My Little Eye Review

The millennial cult of reality TV has dominated broadcasting schedules around the globe in recent years, quenching our voyeuristic desires to observe canned normality in minute detail. Supposedly normal individuals are taken out of context and grouped together in controlled environments (see Big Brother, I’m A Celebrity Get Me Out of Here! Etc) for the purposes of public entertainment. We sit gawping and prodding from the safety of our couches like children aggravating animals in the zoo. Far from displaying reality, these shows are actually full of contrivance and it therefore seems fitting that some of these generic elements have migrated into that ultimate contrived illusion: Cinema.

My Little Eye presents the typical “Big Brother” scenario with all the cosiness removed. Five contestants are brought blindfolded to a secret location (presumably somewhere in the United States) enticed by the $1 million dollar prize fund that awaits them if they can hack it as a group for six months. They only get the money if they all stick it out for the full duration; if one even one of them drops out they all go home with nothing. In a stark and austere country house, desolate and isolated, the contestants discover deep-buried facts about each other as the game show takes on a number of unnerving turns for the worse. Frustration, mistrust and suspicion all simmer over as the contestants put themselves through the emotional wringer.
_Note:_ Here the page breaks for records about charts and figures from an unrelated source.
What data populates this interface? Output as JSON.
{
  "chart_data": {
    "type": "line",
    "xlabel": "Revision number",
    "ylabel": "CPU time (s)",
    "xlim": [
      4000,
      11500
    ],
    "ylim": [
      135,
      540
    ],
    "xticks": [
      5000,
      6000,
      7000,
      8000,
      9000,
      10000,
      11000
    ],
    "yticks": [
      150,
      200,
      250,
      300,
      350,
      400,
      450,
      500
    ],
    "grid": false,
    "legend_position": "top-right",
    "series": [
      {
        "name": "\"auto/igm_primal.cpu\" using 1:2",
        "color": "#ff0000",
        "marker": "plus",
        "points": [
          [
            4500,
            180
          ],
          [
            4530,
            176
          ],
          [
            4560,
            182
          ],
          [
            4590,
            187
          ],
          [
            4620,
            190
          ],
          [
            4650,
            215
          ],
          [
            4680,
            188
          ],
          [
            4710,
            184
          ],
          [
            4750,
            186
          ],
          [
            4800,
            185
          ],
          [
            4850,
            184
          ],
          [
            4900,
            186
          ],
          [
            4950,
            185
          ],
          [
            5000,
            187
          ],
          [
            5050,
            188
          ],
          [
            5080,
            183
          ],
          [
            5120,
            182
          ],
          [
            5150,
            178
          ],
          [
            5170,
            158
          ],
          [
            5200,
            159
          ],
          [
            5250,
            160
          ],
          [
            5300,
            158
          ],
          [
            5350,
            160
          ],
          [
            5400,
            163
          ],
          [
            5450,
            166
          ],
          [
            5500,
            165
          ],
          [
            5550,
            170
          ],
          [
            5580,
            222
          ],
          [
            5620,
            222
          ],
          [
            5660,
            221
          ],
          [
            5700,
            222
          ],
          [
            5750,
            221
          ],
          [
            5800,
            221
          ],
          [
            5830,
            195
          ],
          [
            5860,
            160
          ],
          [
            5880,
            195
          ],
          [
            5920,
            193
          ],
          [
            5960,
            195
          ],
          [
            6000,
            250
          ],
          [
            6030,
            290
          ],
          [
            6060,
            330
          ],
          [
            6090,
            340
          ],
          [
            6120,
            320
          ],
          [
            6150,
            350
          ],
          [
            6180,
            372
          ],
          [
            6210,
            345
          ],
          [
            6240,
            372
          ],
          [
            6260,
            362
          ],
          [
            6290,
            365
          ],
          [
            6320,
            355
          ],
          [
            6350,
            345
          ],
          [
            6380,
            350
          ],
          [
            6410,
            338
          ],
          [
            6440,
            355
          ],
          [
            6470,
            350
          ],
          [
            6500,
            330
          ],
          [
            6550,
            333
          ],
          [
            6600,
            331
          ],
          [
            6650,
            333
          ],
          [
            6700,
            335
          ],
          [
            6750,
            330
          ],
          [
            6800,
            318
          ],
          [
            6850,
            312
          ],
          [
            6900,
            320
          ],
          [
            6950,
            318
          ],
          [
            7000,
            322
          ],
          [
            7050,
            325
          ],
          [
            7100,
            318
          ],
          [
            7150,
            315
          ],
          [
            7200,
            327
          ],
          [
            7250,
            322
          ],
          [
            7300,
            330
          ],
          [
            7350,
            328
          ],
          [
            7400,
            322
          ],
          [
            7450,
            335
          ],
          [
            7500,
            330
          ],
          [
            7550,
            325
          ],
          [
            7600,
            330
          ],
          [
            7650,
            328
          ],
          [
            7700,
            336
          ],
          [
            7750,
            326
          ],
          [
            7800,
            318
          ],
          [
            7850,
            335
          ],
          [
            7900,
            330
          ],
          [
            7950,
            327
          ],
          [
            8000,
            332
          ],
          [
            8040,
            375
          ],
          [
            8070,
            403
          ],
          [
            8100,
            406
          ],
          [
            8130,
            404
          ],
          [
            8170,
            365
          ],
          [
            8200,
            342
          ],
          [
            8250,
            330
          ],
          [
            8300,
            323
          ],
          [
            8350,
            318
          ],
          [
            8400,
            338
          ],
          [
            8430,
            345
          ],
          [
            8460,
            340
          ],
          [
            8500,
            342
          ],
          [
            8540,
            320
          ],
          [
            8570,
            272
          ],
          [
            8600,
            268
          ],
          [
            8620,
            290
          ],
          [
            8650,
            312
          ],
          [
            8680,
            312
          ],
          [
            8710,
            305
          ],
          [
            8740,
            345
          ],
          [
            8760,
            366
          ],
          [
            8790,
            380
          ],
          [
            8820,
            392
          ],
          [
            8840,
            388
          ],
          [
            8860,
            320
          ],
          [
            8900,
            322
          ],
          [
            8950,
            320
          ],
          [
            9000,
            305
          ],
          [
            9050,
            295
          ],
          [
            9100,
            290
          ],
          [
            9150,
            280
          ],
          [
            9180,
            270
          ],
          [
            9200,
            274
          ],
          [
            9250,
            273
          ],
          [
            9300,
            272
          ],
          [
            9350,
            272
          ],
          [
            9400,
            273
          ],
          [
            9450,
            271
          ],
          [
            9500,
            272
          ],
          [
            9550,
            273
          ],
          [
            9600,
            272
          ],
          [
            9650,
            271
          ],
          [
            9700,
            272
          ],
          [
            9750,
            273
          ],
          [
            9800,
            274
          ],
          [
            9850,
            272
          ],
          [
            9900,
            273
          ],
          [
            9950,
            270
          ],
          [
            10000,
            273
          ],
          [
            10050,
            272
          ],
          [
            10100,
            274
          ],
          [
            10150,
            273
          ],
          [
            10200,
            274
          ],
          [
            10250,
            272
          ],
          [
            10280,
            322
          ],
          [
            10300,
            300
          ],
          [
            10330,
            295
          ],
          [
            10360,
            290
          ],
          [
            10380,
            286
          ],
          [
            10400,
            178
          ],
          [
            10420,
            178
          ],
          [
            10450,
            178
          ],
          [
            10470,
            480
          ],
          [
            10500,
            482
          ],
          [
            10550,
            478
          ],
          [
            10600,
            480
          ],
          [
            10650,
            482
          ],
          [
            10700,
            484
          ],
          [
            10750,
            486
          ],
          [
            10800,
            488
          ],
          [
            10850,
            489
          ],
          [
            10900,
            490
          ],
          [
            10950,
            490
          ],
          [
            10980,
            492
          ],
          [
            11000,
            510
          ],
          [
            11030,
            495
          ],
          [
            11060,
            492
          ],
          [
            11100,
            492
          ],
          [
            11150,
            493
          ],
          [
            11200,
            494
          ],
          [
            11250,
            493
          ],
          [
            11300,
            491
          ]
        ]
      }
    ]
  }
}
A serious and disciplined attempt is made at deconstructing reality TV in My Little Eye, in terms of both content and form, by undermining the “its only a game show” mentality that is distilled nightly onto our screens. Here the safety catches are off. The implementation of some established horror film conventions ensures that the contestants are playing for real, eventually becoming little more than pawns made to jump through sadistic hoops by their corporate captors. The stylistic approach is strictly minimal, trying its best to imitate the way Reality TV is shot: multiple, stationery cameras, no external sound effects or music (apart from the opening strains of an internet dial-up tone), all enhance the voyeuristic viewing experience. Even the subtle sound of the camera whirring as it zooms in is apparent, and decidedly creepy. The use of a zero-lux, night vision camera in a number of scenes is particularly effective, capturing an eerie helplessness amongst the housemates.

These formal elements combine to create a vision that is highly innovative but lacking in cinematic gravitas, and this is My Little Eye’s biggest failing. In sticking so faithfully to the mode of delivery utilised by reality TV it lacks the suspense and edginess essential to the horror genre, and becomes little more than a clever experiment. After the initial tingling of anticipation brought on by the sparseness of the location wears off, the series of shocking reveals lack impact when seen from such an arbitrary distance. The point of view shot so often crucial to the horror genre (think Halloween in particular) is absent and this leaves an unsatisfying void where the intimacy should be, ensuring that we do not get the necessary pay off at the scary moments. This coupled with a largely unsympathetic cast of American actors (as if to suggest, bizarrely, that we don’t do the reality TV thing over here?) means that whilst being formally adventurous, and at times creepy in its construction, My Little Eye never manages be truly terrifying.

This is unfortunate because the My Little Eye DVD package is very well put together, enlivened by some novel features that stands out against the standard DVD giveaway ensemble (deleted scenes, trailers, photo galleries‚Ķ). The design of the DVD has a unified feel, as if the designers have set out to create a package that enhances the viewing experience as a whole, instead of just featuring some tacked-on filler material that should have been left on the cutting room floor. The significant innovation is the “Browser Mode”, wherein the screen becomes an interactive “online” menu that allows the viewer to cut between multiple camera angles and soundtracks when prompted. A particularly nasty commentary is available at this point, supposedly the walkie-talkie chatter coming from the company gatekeepers, which adds a complicit twist to the piece. Also at anytime in this mode the audition tapes of each of the contestants can be viewed, allowing a much needed back-story insight into the egos’ on show.

My Little Eye is noteworthy for its unique style and singular mode of delivery, which I appreciated but didn’t engage with. However, there is little to latch onto from an emotional point of view and the result leaves the viewer flat and somewhat cold at the resolution. Less an indictment of the corrupting effects of reality TV, more a conventional horror narrative misplaced and misfiring, My Little Eye is worth a look, more for the atmospheric DVD additions than anything else.

We are constantly reminded of the fact that we are watching canned imitation-reality, effectively through a metaphorical two-way mirror. The detachment that this causes, whilst bold, allows little personal contact or empathy with those on the other side of the glass.